For Memorial Day weekend, I am going to Canada with my daughter on our first Daddy-Daughter trip! I’m excited to spend a few days with my daughter. I am also anxious over the time I’ll be away from the office and work of the presbytery. I look at each day and think of all I could accomplish instead of how I might enjoy time with my daughter.

Since right before Easter, my schedule got a super boost. I can tell when the calendar and schedule is overwhelming. It’s when I’m in a Zoom meeting, while taking a phone call and writing an email at the same time. The other sign is when appointments are back-to-back-to-back, without time in between to think about what went before or what is coming after. Being busy is exhausting, but it is also a badge of worth and value in our society.
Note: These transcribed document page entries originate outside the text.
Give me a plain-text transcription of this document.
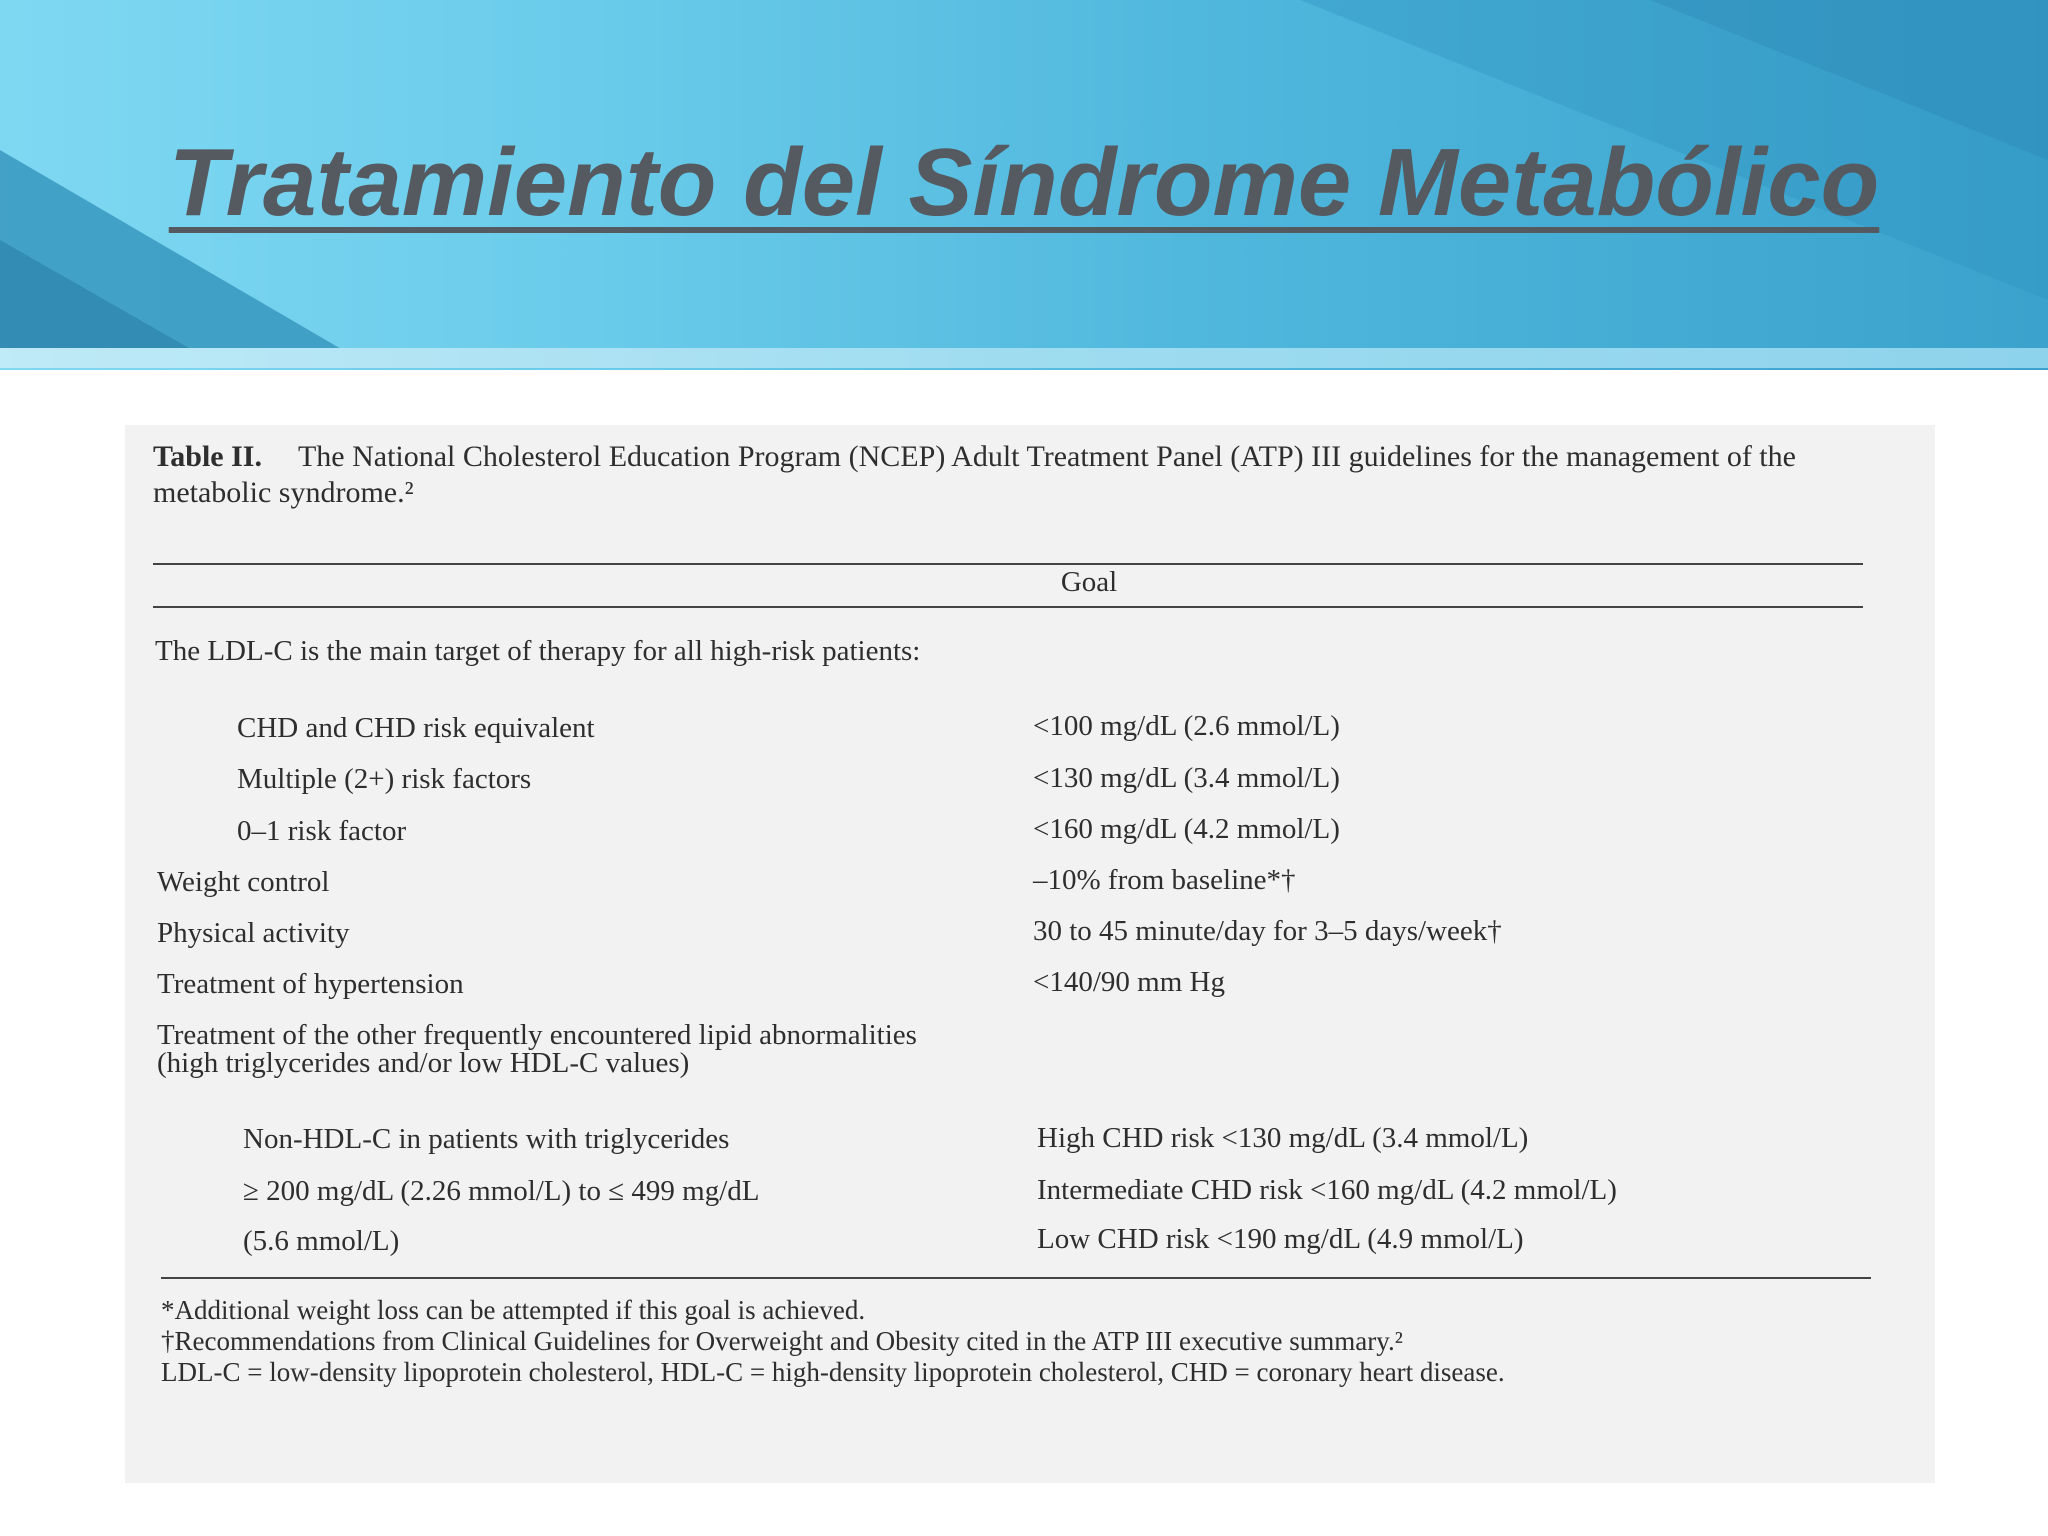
Tratamiento del Síndrome Metabólico
Table II. The National Cholesterol Education Program (NCEP) Adult Treatment Panel (ATP) III guidelines for the management of the metabolic syndrome.²
Goal
The LDL-C is the main target of therapy for all high-risk patients:
CHD and CHD risk equivalent	<100 mg/dL (2.6 mmol/L)
Multiple (2+) risk factors	<130 mg/dL (3.4 mmol/L)
0–1 risk factor	<160 mg/dL (4.2 mmol/L)
Weight control	–10% from baseline*†
Physical activity	30 to 45 minute/day for 3–5 days/week†
Treatment of hypertension	<140/90 mm Hg
Treatment of the other frequently encountered lipid abnormalities (high triglycerides and/or low HDL-C values)
Non-HDL-C in patients with triglycerides	High CHD risk <130 mg/dL (3.4 mmol/L)
≥ 200 mg/dL (2.26 mmol/L) to ≤ 499 mg/dL	Intermediate CHD risk <160 mg/dL (4.2 mmol/L)
(5.6 mmol/L)	Low CHD risk <190 mg/dL (4.9 mmol/L)

*Additional weight loss can be attempted if this goal is achieved.

†Recommendations from Clinical Guidelines for Overweight and Obesity cited in the ATP III executive summary.²

LDL-C = low-density lipoprotein cholesterol, HDL-C = high-density lipoprotein cholesterol, CHD = coronary heart disease.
In his article “The Busy Trap” (New York Times, June 30, 2012), Tim Kreider writes that “People who talk about being busy are often boasting in disguise. They’re busy because of their own ambition or drive or anxiety, because they’re addicted to busyness and dread what they might have to face in its absence.” Kreider sounds a bit harsh, but he is making a point about busyness and responsibility. It reminds me of what I learned about dieting and eating. Everything I eat, I put in my own mouth! No one forces it upon me. The same can be said about my schedule.

To slow down, to be idle, goes against my internal parent and memories of childhood of being scolded if I were caught daydreaming. But for Kreider, “Idleness is not just a vacation, an indulgence or a vice. . . The space and quiet that idleness provides is a necessary condition for standing back from life and seeing it whole, for making unexpected connections and waiting for the wild summer lightning strikes of inspiration — it is, paradoxically, necessary to getting any work done.” Idleness can be the source of vision and inspiration. Idleness can be productive.

Kreider makes one more statement about work and busyness. It affects how we are in relationships. He writes, “But I did make a conscious decision, a long time ago, to choose time over money, since I’ve always understood that the best investment of my limited time on earth was to spend it with people I love. Life is too short to be busy.” Amen, Mr. Kreider! Amen!